As for MODIS phenometrics, we extracted phenometric values corresponding to flux site locations from the MCD12Q2 product using the AppEEARS tool provided by USGS. This product stores all the phenometrics of a pheno-cycle based on when the peak EVI value identified. For example, if the green-up (aka onset of greenness increase [OGI]) happens in December 2010, but peak EVI value is identified in March of 2011, then all the phenometrics will be stored in the MCD12Q2 layer of 2011. Therefore, to make the comparison with flux sites reasonable, we considered three years of MODIS layers simultaneously.

In total, our regression with MODIS ended up looking like this, with all r-squared values >0.6, and the highest sitting at 0.74. According to Josh these were better results than he thought we would find, and indeed it is surprising. MODIS has pixel sizes of 250m, which means that when you’re looking at measured values for a pixel, you’re looking at an aggregated measurement that covers all of that 62,500m2 square. Flux towers, on the other hand, usually have a footprint associated with their data that is dependent on prevailing wind patterns and vegetation structure. Thus, while at some sites the data could be hyper-local, most agree that footprints are often a few km, which is even larger than the MODIS pixel.

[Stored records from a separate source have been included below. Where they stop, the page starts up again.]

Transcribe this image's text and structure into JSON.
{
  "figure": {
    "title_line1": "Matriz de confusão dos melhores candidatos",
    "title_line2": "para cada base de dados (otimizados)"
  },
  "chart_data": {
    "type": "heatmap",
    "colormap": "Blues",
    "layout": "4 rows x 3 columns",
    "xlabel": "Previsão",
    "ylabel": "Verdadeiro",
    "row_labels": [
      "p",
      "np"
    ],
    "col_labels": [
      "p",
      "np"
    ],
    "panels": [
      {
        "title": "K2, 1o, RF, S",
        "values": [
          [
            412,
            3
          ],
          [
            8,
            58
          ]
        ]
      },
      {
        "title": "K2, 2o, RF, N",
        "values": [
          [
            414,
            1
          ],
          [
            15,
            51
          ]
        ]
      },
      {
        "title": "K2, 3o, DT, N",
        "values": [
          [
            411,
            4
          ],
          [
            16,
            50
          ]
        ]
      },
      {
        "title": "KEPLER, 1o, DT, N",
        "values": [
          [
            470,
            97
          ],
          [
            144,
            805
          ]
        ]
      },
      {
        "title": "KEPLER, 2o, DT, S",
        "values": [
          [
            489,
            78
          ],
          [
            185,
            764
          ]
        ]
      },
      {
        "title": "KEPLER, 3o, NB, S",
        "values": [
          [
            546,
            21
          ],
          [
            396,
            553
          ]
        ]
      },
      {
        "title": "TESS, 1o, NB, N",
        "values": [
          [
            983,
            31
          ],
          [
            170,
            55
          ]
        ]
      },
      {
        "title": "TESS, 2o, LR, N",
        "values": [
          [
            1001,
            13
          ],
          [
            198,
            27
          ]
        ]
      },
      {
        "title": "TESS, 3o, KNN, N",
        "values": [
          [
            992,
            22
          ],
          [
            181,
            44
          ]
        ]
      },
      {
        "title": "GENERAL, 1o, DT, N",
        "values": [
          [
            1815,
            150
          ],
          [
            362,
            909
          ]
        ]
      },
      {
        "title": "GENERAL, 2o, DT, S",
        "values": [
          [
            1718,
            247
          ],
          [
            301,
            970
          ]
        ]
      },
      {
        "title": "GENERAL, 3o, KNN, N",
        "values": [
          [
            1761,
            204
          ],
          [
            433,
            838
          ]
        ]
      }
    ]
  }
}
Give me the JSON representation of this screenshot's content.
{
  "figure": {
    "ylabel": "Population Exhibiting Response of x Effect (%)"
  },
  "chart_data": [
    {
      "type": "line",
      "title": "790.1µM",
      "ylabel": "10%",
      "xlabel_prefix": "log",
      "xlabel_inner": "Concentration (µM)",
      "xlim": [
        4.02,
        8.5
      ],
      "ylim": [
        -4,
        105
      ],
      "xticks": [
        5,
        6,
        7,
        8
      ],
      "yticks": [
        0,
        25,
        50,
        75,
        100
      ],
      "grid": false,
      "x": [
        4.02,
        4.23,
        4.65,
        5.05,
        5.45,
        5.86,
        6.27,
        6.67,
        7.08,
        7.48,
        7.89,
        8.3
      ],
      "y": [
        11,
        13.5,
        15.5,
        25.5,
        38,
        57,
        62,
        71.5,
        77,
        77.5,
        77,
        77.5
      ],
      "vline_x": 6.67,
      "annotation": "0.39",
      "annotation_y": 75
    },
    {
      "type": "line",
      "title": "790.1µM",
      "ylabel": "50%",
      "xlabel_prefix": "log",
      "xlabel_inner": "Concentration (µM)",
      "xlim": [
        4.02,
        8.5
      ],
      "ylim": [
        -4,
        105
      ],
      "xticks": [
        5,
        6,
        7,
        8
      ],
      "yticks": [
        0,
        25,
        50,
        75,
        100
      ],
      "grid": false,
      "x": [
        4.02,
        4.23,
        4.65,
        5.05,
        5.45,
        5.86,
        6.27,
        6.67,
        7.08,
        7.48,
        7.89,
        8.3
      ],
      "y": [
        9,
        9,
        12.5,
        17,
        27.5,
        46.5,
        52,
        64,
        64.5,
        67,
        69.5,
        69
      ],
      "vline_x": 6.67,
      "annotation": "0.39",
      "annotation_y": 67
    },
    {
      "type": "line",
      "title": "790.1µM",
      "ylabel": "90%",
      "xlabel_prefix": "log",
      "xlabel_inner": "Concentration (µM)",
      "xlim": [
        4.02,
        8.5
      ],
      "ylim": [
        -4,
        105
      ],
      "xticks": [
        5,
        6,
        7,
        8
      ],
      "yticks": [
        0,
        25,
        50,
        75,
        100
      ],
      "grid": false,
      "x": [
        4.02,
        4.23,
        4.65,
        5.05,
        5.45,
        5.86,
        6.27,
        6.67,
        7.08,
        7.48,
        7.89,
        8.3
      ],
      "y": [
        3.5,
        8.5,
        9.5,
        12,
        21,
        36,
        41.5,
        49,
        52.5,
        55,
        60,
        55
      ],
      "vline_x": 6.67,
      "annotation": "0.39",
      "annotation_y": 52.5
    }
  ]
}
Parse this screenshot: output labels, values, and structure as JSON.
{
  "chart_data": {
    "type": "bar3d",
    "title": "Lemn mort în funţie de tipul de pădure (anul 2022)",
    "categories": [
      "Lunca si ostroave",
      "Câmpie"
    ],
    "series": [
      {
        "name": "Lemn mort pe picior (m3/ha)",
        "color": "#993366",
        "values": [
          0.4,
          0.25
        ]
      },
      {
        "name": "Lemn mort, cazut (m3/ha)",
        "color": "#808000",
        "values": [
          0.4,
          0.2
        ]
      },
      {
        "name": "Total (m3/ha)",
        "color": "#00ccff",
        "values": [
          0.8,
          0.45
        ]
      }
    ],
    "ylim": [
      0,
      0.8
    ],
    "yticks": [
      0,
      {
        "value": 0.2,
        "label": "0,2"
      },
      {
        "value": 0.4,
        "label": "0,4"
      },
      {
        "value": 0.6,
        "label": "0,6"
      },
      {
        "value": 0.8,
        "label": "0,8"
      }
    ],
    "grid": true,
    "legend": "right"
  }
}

All this is to say there are complicated scaling issues that at first glance don’t seem as if they’d result in this high correlation. And yet, we do see results like this, covering multiple biomes around the world. We are pretty excited as it’s the first time this kind of assessment has been done and, perhaps as important, this is the first time someone has run a sensitivity analysis on the FLUXNET variables that clearly shows the (non-)difference between them. Hopefully future researchers can at least use this as a starting point so they aren’t as confused as we were.


So what’s next for us? We hope to make a paper out of this soon, but at the very least we’ve submitted our results for attendance at the May IALE-NA meeting in Toronto (International Association of Landscape Ecology – North America). If you’re heading out that way, you might see us there!